Vektora Kurumsal İletişim ve Pazarlama Müdürü Zeynep Aykaç’ın yönettiği “Çalışan Deneyiminde Çığır Açan Dönüşüm: Dijitalleşme” başlıklı panelde kürsüye çıkan IC Holding Organizasyonel Gelişim ve İK Analitiği Müdürü Zeynep Baysal Okur, yapay zeka ile dijital dönüşüme dair şu açıklamada bulundu: “İnşaat, Enerji, Altyapı, Turizm, Sanayi ve Gayrimenkul gibi birçok alanda faaliyet gösteren IC Holding ve Grup Şirketleri olarak, SuccessFactors yolculuğumuza IC Ajanda adı altında, çalışan deneyimini kusursuzlaştırmayı amaçlayarak başladık. İlk olarak Çalışan Merkezi Modülünü devreye aldık, ardından Performans ve Hedefler Modülü ile devam ettik. Yakın zamanda da Vektora ile Yetenek Yönetimi & Kariyer Gelişim Modülümüzü canlıya aldık. İnsan kaynaklarında dijitalleşmenin, genç yetenekleri bulma, yetenek kazanımı ve elde tutulması konusunda ciddi avantajları beraberinde getirdiğini biliyorduk ve bu avantajları SuccessFactors kullanımımız ile yakalamış olduk. Buna ek olarak SuccessFactors üzerinden aldığımız raporlar sayesinde veriye dayalı kararlar almamız bizlere hem rekabet hem de verimlilik anlamında büyük avantajlar sağladı. Bu bir deneyimsel yolculuk ve biz de bu yolculuğumuza IC Ajanda’yı geliştirerek ve yeni modüller ekleyerek devam ediyoruz”
“Hedefimiz yapay zeka ile çalışanlarımıza iyi bir deneyim sağlamak”
Enda Enerji İnsan Kaynakları ve Stratejik İletişim Grup Müdürü Ece Leblebici de “İlk dönemlerde SAP’nin HR modülünü kullanıyorduk. Fakat ilerleyen süreçte, özellikle insan kaynakları alanında değişen iş modelleri çerçevesinde, teknoloji ve insanı bir araya getirerek deneyim odaklı bir yapı kurmaya karar verdik. SAP’nin SuccessFactors çözümü ile birlikte daha sürdürülebilir, bulut tabanlı ve sistem güncellemelerinin otomatik olarak atandığı, tek ekran üzerinden her detayı takip edilebildiğimiz yenilikçi bir çözüm ile buluta yolculuğumuzu başlattık. Şu anda Çalışan Merkezi, Performans Yönetimi, İşe Alım ve Eğitim Yönetimi modüllerini kullanıyoruz. İlerleyen süreçte ise hedefimiz yapay zeka desteğini de sürece dahil ederek çalışanlarımıza daha da iyi bir deneyim yolculuğu sağlamak” dedi.

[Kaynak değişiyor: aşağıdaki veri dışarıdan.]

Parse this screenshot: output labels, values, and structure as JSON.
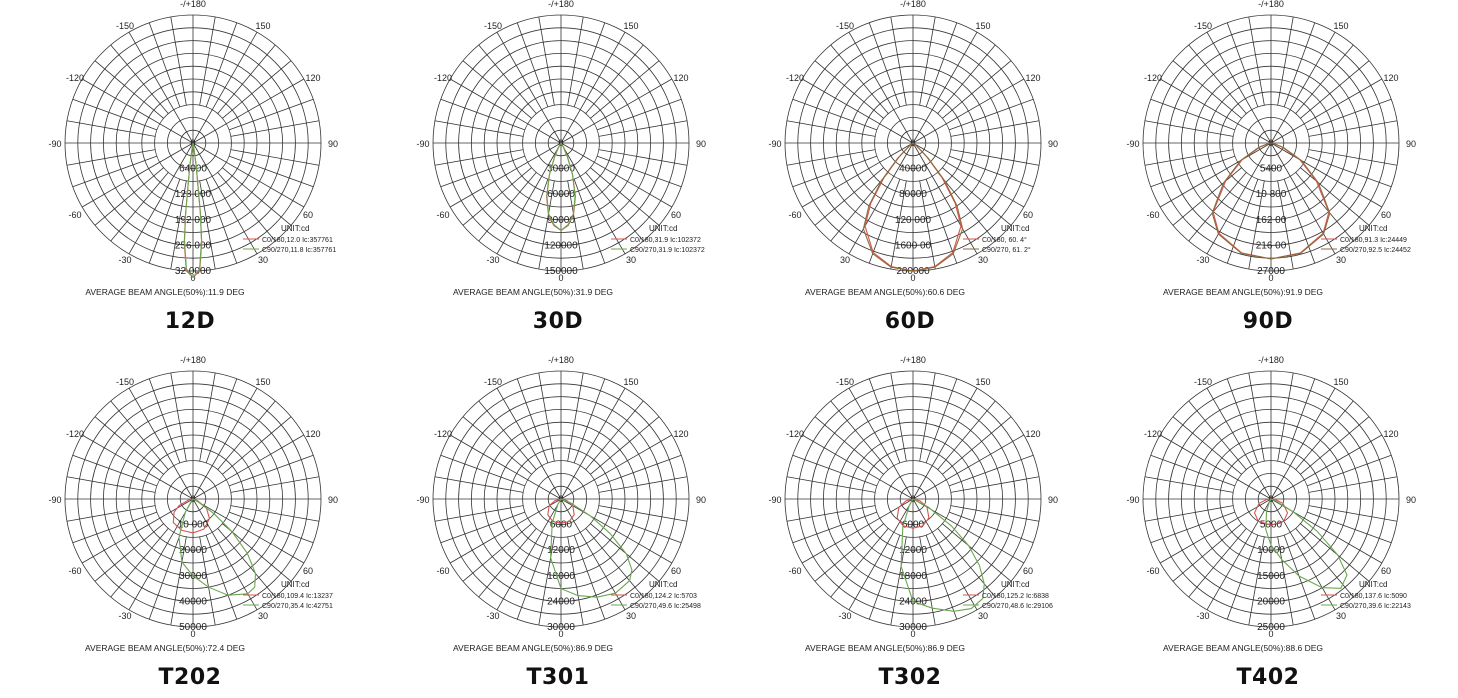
{
  "chart_data": [
    {
      "type": "polar",
      "caption": "12D",
      "angle_labels": {
        "top": "-/+180",
        "tl": "-150",
        "tr": "150",
        "ul": "-120",
        "ur": "120",
        "l": "-90",
        "r": "90",
        "ll": "-60",
        "lr": "60",
        "bl": "-30",
        "br": "30",
        "bottom": "0"
      },
      "radial_ticks": [
        "64000",
        "128 000",
        "192 000",
        "256 000",
        "32 0000"
      ],
      "radial_max": 320000,
      "unit": "UNIT:cd",
      "legend": [
        "C0/180,12.0 Ic:357761",
        "C90/270,11.8 Ic:357761"
      ],
      "beam_angle_text": "AVERAGE BEAM ANGLE(50%):11.9 DEG",
      "series": [
        {
          "values": [
            [
              0,
              357761
            ],
            [
              3,
              320000
            ],
            [
              5,
              250000
            ],
            [
              6,
              180000
            ],
            [
              8,
              60000
            ],
            [
              10,
              8000
            ],
            [
              20,
              0
            ]
          ],
          "color": "#d9534f"
        },
        {
          "values": [
            [
              0,
              357761
            ],
            [
              3,
              315000
            ],
            [
              5,
              245000
            ],
            [
              6,
              175000
            ],
            [
              8,
              55000
            ],
            [
              10,
              7000
            ],
            [
              20,
              0
            ]
          ],
          "color": "#6aa84f"
        }
      ]
    },
    {
      "type": "polar",
      "caption": "30D",
      "angle_labels": {
        "top": "-/+180",
        "tl": "-150",
        "tr": "150",
        "ul": "-120",
        "ur": "120",
        "l": "-90",
        "r": "90",
        "ll": "-60",
        "lr": "60",
        "bl": "-30",
        "br": "30",
        "bottom": "0"
      },
      "radial_ticks": [
        "30000",
        "60000",
        "90000",
        "120000",
        "150000"
      ],
      "radial_max": 150000,
      "unit": "UNIT:cd",
      "legend": [
        "C0/180,31.9 Ic:102372",
        "C90/270,31.9 Ic:102372"
      ],
      "beam_angle_text": "AVERAGE BEAM ANGLE(50%):31.9 DEG",
      "series": [
        {
          "values": [
            [
              0,
              102372
            ],
            [
              5,
              97000
            ],
            [
              10,
              85000
            ],
            [
              15,
              65000
            ],
            [
              20,
              40000
            ],
            [
              25,
              18000
            ],
            [
              30,
              6000
            ],
            [
              40,
              0
            ]
          ],
          "color": "#d9534f"
        },
        {
          "values": [
            [
              0,
              102372
            ],
            [
              5,
              96000
            ],
            [
              10,
              84000
            ],
            [
              15,
              64000
            ],
            [
              20,
              39000
            ],
            [
              25,
              17000
            ],
            [
              30,
              5000
            ],
            [
              40,
              0
            ]
          ],
          "color": "#6aa84f"
        }
      ]
    },
    {
      "type": "polar",
      "caption": "60D",
      "angle_labels": {
        "top": "-/+180",
        "tl": "-150",
        "tr": "150",
        "ul": "-120",
        "ur": "120",
        "l": "-90",
        "r": "90",
        "ll": "-60",
        "lr": "60",
        "bl": "30",
        "br": "30",
        "bottom": "0"
      },
      "radial_ticks": [
        "40000",
        "80000",
        "120 000",
        "1600 00",
        "200000"
      ],
      "radial_max": 200000,
      "unit": "UNIT:cd",
      "legend": [
        "C0/180,  60. 4°",
        "C90/270,  61.  2°"
      ],
      "beam_angle_text": "AVERAGE BEAM ANGLE(50%):60.6 DEG",
      "series": [
        {
          "values": [
            [
              0,
              200000
            ],
            [
              10,
              196000
            ],
            [
              20,
              182000
            ],
            [
              30,
              150000
            ],
            [
              35,
              115000
            ],
            [
              40,
              70000
            ],
            [
              45,
              30000
            ],
            [
              55,
              4000
            ],
            [
              70,
              0
            ]
          ],
          "color": "#d9534f"
        },
        {
          "values": [
            [
              0,
              200000
            ],
            [
              10,
              197000
            ],
            [
              20,
              184000
            ],
            [
              30,
              155000
            ],
            [
              35,
              120000
            ],
            [
              40,
              76000
            ],
            [
              45,
              34000
            ],
            [
              55,
              5000
            ],
            [
              70,
              0
            ]
          ],
          "color": "#8a6d3b"
        }
      ]
    },
    {
      "type": "polar",
      "caption": "90D",
      "angle_labels": {
        "top": "-/+180",
        "tl": "-150",
        "tr": "150",
        "ul": "-120",
        "ur": "120",
        "l": "-90",
        "r": "90",
        "ll": "-60",
        "lr": "60",
        "bl": "-30",
        "br": "30",
        "bottom": "0"
      },
      "radial_ticks": [
        "5400",
        "10 800",
        "162 00",
        "216 00",
        "27000"
      ],
      "radial_max": 27000,
      "unit": "UNIT:cd",
      "legend": [
        "C0/180,91.3 Ic:24449",
        "C90/270,92.5 Ic:24452"
      ],
      "beam_angle_text": "AVERAGE BEAM ANGLE(50%):91.9 DEG",
      "series": [
        {
          "values": [
            [
              0,
              24449
            ],
            [
              15,
              24000
            ],
            [
              30,
              22000
            ],
            [
              40,
              19000
            ],
            [
              45,
              15000
            ],
            [
              50,
              12500
            ],
            [
              60,
              7000
            ],
            [
              70,
              2500
            ],
            [
              80,
              500
            ],
            [
              90,
              0
            ]
          ],
          "color": "#d9534f"
        },
        {
          "values": [
            [
              0,
              24452
            ],
            [
              15,
              24100
            ],
            [
              30,
              22200
            ],
            [
              40,
              19300
            ],
            [
              45,
              15500
            ],
            [
              50,
              13000
            ],
            [
              60,
              7400
            ],
            [
              70,
              2800
            ],
            [
              80,
              600
            ],
            [
              90,
              0
            ]
          ],
          "color": "#8a6d3b"
        }
      ]
    },
    {
      "type": "polar",
      "caption": "T202",
      "angle_labels": {
        "top": "-/+180",
        "tl": "-150",
        "tr": "150",
        "ul": "-120",
        "ur": "120",
        "l": "-90",
        "r": "90",
        "ll": "-60",
        "lr": "60",
        "bl": "-30",
        "br": "30",
        "bottom": "0"
      },
      "radial_ticks": [
        "10 000",
        "20000",
        "30000",
        "40000",
        "50000"
      ],
      "radial_max": 50000,
      "unit": "UNIT:cd",
      "legend": [
        "C0/180,109.4 Ic:13237",
        "C90/270,35.4 Ic:42751"
      ],
      "beam_angle_text": "AVERAGE BEAM ANGLE(50%):72.4 DEG",
      "series": [
        {
          "values": [
            [
              0,
              13237
            ],
            [
              -20,
              13000
            ],
            [
              -40,
              12000
            ],
            [
              -55,
              9000
            ],
            [
              -65,
              6000
            ],
            [
              -80,
              1500
            ],
            [
              20,
              12500
            ],
            [
              40,
              10000
            ],
            [
              55,
              6500
            ],
            [
              70,
              2000
            ],
            [
              85,
              0
            ]
          ],
          "color": "#d9534f"
        },
        {
          "values": [
            [
              0,
              30000
            ],
            [
              -10,
              25000
            ],
            [
              -20,
              16000
            ],
            [
              -30,
              6000
            ],
            [
              -40,
              1000
            ],
            [
              10,
              35000
            ],
            [
              20,
              40000
            ],
            [
              30,
              42751
            ],
            [
              35,
              42000
            ],
            [
              40,
              38000
            ],
            [
              45,
              30000
            ],
            [
              50,
              20000
            ],
            [
              55,
              10000
            ],
            [
              62,
              2000
            ],
            [
              70,
              0
            ]
          ],
          "color": "#6aa84f"
        }
      ]
    },
    {
      "type": "polar",
      "caption": "T301",
      "angle_labels": {
        "top": "-/+180",
        "tl": "-150",
        "tr": "150",
        "ul": "-120",
        "ur": "120",
        "l": "-90",
        "r": "90",
        "ll": "-60",
        "lr": "60",
        "bl": "-30",
        "br": "30",
        "bottom": "0"
      },
      "radial_ticks": [
        "6000",
        "12000",
        "18000",
        "24000",
        "30000"
      ],
      "radial_max": 30000,
      "unit": "UNIT:cd",
      "legend": [
        "C0/180,124.2 Ic:5703",
        "C90/270,49.6 Ic:25498"
      ],
      "beam_angle_text": "AVERAGE BEAM ANGLE(50%):86.9 DEG",
      "series": [
        {
          "values": [
            [
              0,
              5703
            ],
            [
              -20,
              5600
            ],
            [
              -40,
              4800
            ],
            [
              -60,
              3200
            ],
            [
              -75,
              1500
            ],
            [
              20,
              5600
            ],
            [
              40,
              4800
            ],
            [
              60,
              3200
            ],
            [
              75,
              1500
            ],
            [
              90,
              0
            ]
          ],
          "color": "#d9534f"
        },
        {
          "values": [
            [
              0,
              21000
            ],
            [
              -10,
              14000
            ],
            [
              -20,
              6000
            ],
            [
              -30,
              1500
            ],
            [
              10,
              23000
            ],
            [
              20,
              24500
            ],
            [
              30,
              25498
            ],
            [
              40,
              25000
            ],
            [
              45,
              23500
            ],
            [
              50,
              20000
            ],
            [
              55,
              14000
            ],
            [
              60,
              8000
            ],
            [
              68,
              2500
            ],
            [
              75,
              0
            ]
          ],
          "color": "#6aa84f"
        }
      ]
    },
    {
      "type": "polar",
      "caption": "T302",
      "angle_labels": {
        "top": "-/+180",
        "tl": "-150",
        "tr": "150",
        "ul": "-120",
        "ur": "120",
        "l": "-90",
        "r": "90",
        "ll": "-60",
        "lr": "60",
        "bl": "-30",
        "br": "30",
        "bottom": "0"
      },
      "radial_ticks": [
        "6000",
        "12000",
        "18000",
        "24000",
        "30000"
      ],
      "radial_max": 30000,
      "unit": "UNIT:cd",
      "legend": [
        "C0/180,125.2 Ic:6838",
        "C90/270,48.6 Ic:29106"
      ],
      "beam_angle_text": "AVERAGE BEAM ANGLE(50%):86.9 DEG",
      "series": [
        {
          "values": [
            [
              0,
              6838
            ],
            [
              -20,
              6700
            ],
            [
              -40,
              5800
            ],
            [
              -60,
              3800
            ],
            [
              -75,
              1700
            ],
            [
              20,
              6700
            ],
            [
              40,
              5800
            ],
            [
              60,
              3800
            ],
            [
              75,
              1700
            ],
            [
              90,
              0
            ]
          ],
          "color": "#d9534f"
        },
        {
          "values": [
            [
              0,
              24000
            ],
            [
              -10,
              16000
            ],
            [
              -20,
              7000
            ],
            [
              -30,
              1800
            ],
            [
              10,
              26000
            ],
            [
              20,
              28000
            ],
            [
              28,
              29106
            ],
            [
              35,
              28500
            ],
            [
              40,
              26000
            ],
            [
              45,
              22000
            ],
            [
              50,
              17000
            ],
            [
              55,
              11000
            ],
            [
              62,
              4000
            ],
            [
              70,
              0
            ]
          ],
          "color": "#6aa84f"
        }
      ]
    },
    {
      "type": "polar",
      "caption": "T402",
      "angle_labels": {
        "top": "-/+180",
        "tl": "-150",
        "tr": "150",
        "ul": "-120",
        "ur": "120",
        "l": "-90",
        "r": "90",
        "ll": "-60",
        "lr": "60",
        "bl": "-30",
        "br": "30",
        "bottom": "0"
      },
      "radial_ticks": [
        "5000",
        "10000",
        "15000",
        "20000",
        "25000"
      ],
      "radial_max": 25000,
      "unit": "UNIT:cd",
      "legend": [
        "C0/180,137.6 Ic:5090",
        "C90/270,39.6 Ic:22143"
      ],
      "beam_angle_text": "AVERAGE BEAM ANGLE(50%):88.6 DEG",
      "series": [
        {
          "values": [
            [
              0,
              5090
            ],
            [
              -30,
              5000
            ],
            [
              -50,
              4200
            ],
            [
              -70,
              2500
            ],
            [
              -85,
              800
            ],
            [
              30,
              5000
            ],
            [
              50,
              4200
            ],
            [
              70,
              2500
            ],
            [
              85,
              800
            ],
            [
              95,
              0
            ]
          ],
          "color": "#d9534f"
        },
        {
          "values": [
            [
              0,
              9000
            ],
            [
              -10,
              6000
            ],
            [
              -20,
              2500
            ],
            [
              -30,
              600
            ],
            [
              10,
              12000
            ],
            [
              20,
              16000
            ],
            [
              30,
              20000
            ],
            [
              38,
              22143
            ],
            [
              45,
              21000
            ],
            [
              50,
              17000
            ],
            [
              55,
              11000
            ],
            [
              60,
              5000
            ],
            [
              68,
              1000
            ],
            [
              75,
              0
            ]
          ],
          "color": "#6aa84f"
        }
      ]
    }
  ]
}
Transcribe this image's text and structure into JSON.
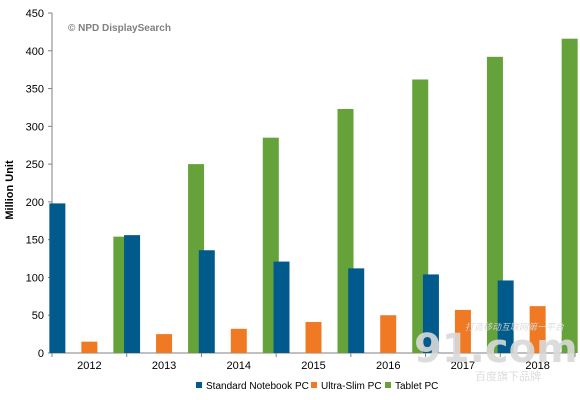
{
  "colors": {
    "standard": "#005a8c",
    "ultraslim": "#ef7a23",
    "tablet": "#66a23a",
    "gridline": "#c8c8c8",
    "axis": "#808080"
  },
  "chart_data": {
    "type": "bar",
    "title": "",
    "source_note": "© NPD DisplaySearch",
    "xlabel": "",
    "ylabel": "Million Unit",
    "ylim": [
      0,
      450
    ],
    "yticks": [
      0,
      50,
      100,
      150,
      200,
      250,
      300,
      350,
      400,
      450
    ],
    "grid": false,
    "legend_position": "bottom",
    "categories": [
      "2012",
      "2013",
      "2014",
      "2015",
      "2016",
      "2017",
      "2018"
    ],
    "series": [
      {
        "name": "Standard Notebook PC",
        "color": "#005a8c",
        "values": [
          198,
          156,
          136,
          121,
          112,
          104,
          96
        ]
      },
      {
        "name": "Ultra-Slim PC",
        "color": "#ef7a23",
        "values": [
          15,
          25,
          32,
          41,
          50,
          57,
          62
        ]
      },
      {
        "name": "Tablet PC",
        "color": "#66a23a",
        "values": [
          154,
          250,
          285,
          323,
          362,
          392,
          416
        ]
      }
    ]
  },
  "watermark": {
    "main": "91.com",
    "tagline": "打造移动互联网第一平台",
    "subline": "百度旗下品牌"
  }
}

Kapsamlı bir kullanıcı deneyimi 2023 yılında Türkiye’de 161 milyon Euro’dan fazla harcama sunan ve çalışan süreçlerini geliştiren SAP Concur ve SAP Fieldglass çözümlerini anlatan SAP Concur Bölge İsrail, Yunanistan ve Türkiye Lideri Antoaneta Radoslavova, şu değerlendirmeyi yaptı: “SAP’nin entegre çözümlerinden biri olan SAP Concur işletmelerin seyahat ve harcamalarını etkili bir şekilde yönetmelerine yardımcı olan bulut tabanlı bir çözümdür. İşletmeler, uçtan uca tek bir entegre seyahat ve masraf yönetimi çözümü sağlayarak, her bir iş fonksiyonunu ayrı ayrı ele alan geleneksel yaklaşıma kıyasla maliyetleri önemli ölçüde azaltabilir, zamandan tasarruf edebilir ve süreç verimliliklerinden faydalanabilir. Süreçleri kolaylaştırdığı ve gider, seyahat, seyahat programı ve fatura yönetimine ilişkin görünürlük sağladığı için SAP Concur ile işletmeler seyahat ve masraf süreçlerini bulutta hızlı ve kolay bir şekilde konsolide edebiliyor. 2023 yılında Türkiye’de 161 milyon Euro’dan fazla harcama SAP Concur üzerinden kayıt altına alındı ve şu anda yaklaşık 600 şirket Türkiye’deki harcamalarını SAP Concur’da yönetiyor. Bunu yaparken yapay zekadan da faydalanıyoruz. Yapay zeka yeteneklerin yerine geçemeyecektir ancak süreçleri kolaylaştırmak, zor kararlar noktasında destekleyici bilgiler sunarak seyahat ve giderlerin de yönetimine destek sağlıyor.”
SAP Fieldglass Danışmanı Tony Aylward ise “Bugün müşterilerimizin işlerini yapmalarına yardımcı olmak için hiç olmadığı kadar iş gücünün ve yeteneklerin öneminden bahsediyoruz. İş gücü artık çeşitlendi, sözleşmeli çalışan danışman, freelancer, part-time, tam zamanlı, bağımsız yüklenici. SAP Fieldglass, çalışanlar için talepten faturalama ve ödemeye kadar tüm yetenek yönetimi sürecini dijitalleştiriyor. Fieldglass toplam iş gücünün görünürlüğünü sağlıyor ve diğer kurumsal SAP sistemlerinizle kolayca entegre olup, bulut tabanlı stratejik bir tedarik platformuyla hizmet satın alma ve harici yetenek yönetimini otomatize ederek müşterilerimiz toplam iş gücü yönetimi ve planlamasına ulaşabiliyor” dedi.